Friday, January 13, 2012

The Secret Ingredient

Hubby baked homemade bread the other day, a version of Challah that he and Zach have perfected using Wheat Montana’s Prairie Gold whole wheat flour, olive oil, honey, and sunflower seeds. The bread is so scrumptious that it elevates morning toast or grilled cheese sandwiches to a gourmet plane. Although it’s definitely healthier and tastier than its store-bought counterpart, it has a few drawbacks: one, we eat too much of it; two, we quickly become spoiled and disdainful of the more convenient store-bought bread.

Hubby and I were both raised to value home-baked, homemade, and home-grown foods over store-bought or restaurant-cooked. (Don’t tell Mom, but Jen and I did manage to bum some Ding-Dongs from the neighbor kids.) Hubby makes my mouth water with tales of the soups and desserts which his mom made from milk and cream from the family Holsteins. Dad’s biscuits, Mimi’s fried chicken and strawberry pies, Papa’s divinity, Grandma’s blackberry cobbler (from hand-picked berries, of course) and angel food cake with 7-minute frosting, and every one of Mom’s Italian and Mexican entrees are the stuff of legend, and, incidentally, can’t be accurately reproduced because our family is recipe-free.

Everyone knows that the texture and flavor of fresh garden-grown vegetables far surpass those from the produce aisle, even though a well-tended garden necessitates a number of sunburns, blisters, and backaches (hence the popularity of farmer’s markets).

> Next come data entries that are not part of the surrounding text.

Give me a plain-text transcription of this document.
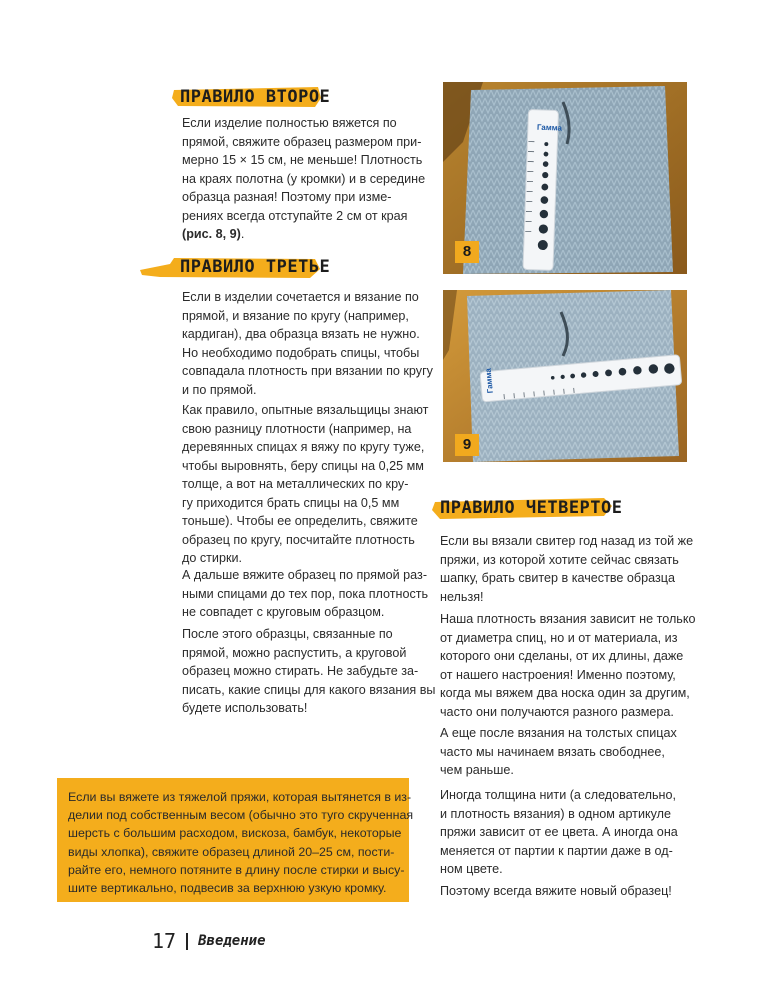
ПРАВИЛО ВТОРОЕ
Если изделие полностью вяжется по
прямой, свяжите образец размером при-
мерно 15 × 15 см, не меньше! Плотность
на краях полотна (у кромки) и в середине
образца разная! Поэтому при изме-
рениях всегда отступайте 2 см от края
(рис. 8, 9).
ПРАВИЛО ТРЕТЬЕ
Если в изделии сочетается и вязание по
прямой, и вязание по кругу (например,
кардиган), два образца вязать не нужно.
Но необходимо подобрать спицы, чтобы
совпадала плотность при вязании по кругу
и по прямой.
Как правило, опытные вязальщицы знают
свою разницу плотности (например, на
деревянных спицах я вяжу по кругу туже,
чтобы выровнять, беру спицы на 0,25 мм
толще, а вот на металлических по кру-
гу приходится брать спицы на 0,5 мм
тоньше). Чтобы ее определить, свяжите
образец по кругу, посчитайте плотность
до стирки.
А дальше вяжите образец по прямой раз-
ными спицами до тех пор, пока плотность
не совпадет с круговым образцом.
После этого образцы, связанные по
прямой, можно распустить, а круговой
образец можно стирать. Не забудьте за-
писать, какие спицы для какого вязания вы
будете использовать!
Гамма
8
Гамма
9
ПРАВИЛО ЧЕТВЕРТОЕ
Если вы вязали свитер год назад из той же
пряжи, из которой хотите сейчас связать
шапку, брать свитер в качестве образца
нельзя!
Наша плотность вязания зависит не только
от диаметра спиц, но и от материала, из
которого они сделаны, от их длины, даже
от нашего настроения! Именно поэтому,
когда мы вяжем два носка один за другим,
часто они получаются разного размера.
А еще после вязания на толстых спицах
часто мы начинаем вязать свободнее,
чем раньше.
Иногда толщина нити (а следовательно,
и плотность вязания) в одном артикуле
пряжи зависит от ее цвета. А иногда она
меняется от партии к партии даже в од-
ном цвете.
Поэтому всегда вяжите новый образец!
Если вы вяжете из тяжелой пряжи, которая вытянется в из-
делии под собственным весом (обычно это туго скрученная
шерсть с большим расходом, вискоза, бамбук, некоторые
виды хлопка), свяжите образец длиной 20–25 см, пости-
райте его, немного потяните в длину после стирки и высу-
шите вертикально, подвесив за верхнюю узкую кромку.
17 Введение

And many people are fortunate to have eaten the eggs from free-range, affectionately cared-for chickens. Our neighbor Susie’s cheerful chickens—God bless them--provide us with the most flavorful omelettes, quiches, and scrambled eggs that we’ve ever had. Similarly, beef that comes from our happy forage-fed Angus steers--which have never known the stress of hunger, sickness, parasites, confinement, or rough handling—is at least twice as savory as any we’ve purchased elsewhere.

Science and even common sense can only partially explain why home-raised and home-cooked foods taste better than those grown and cooked by large companies, but I think I can. What do our steaks and green beans, Susie’s chicken eggs, Hubby’s bread, Dad’s biscuits, Mom’s John Mosetti, Mimi’s pecan pralines, Grandma’s chicken spaghetti, Jenny’s sour cream-apple pie, Zach’s whole wheat pizza crust, and my own rather famous home-grown-Yukon-gold-potato-with-hand-picked-wild-asparagus soup have in common? It’s simple: love.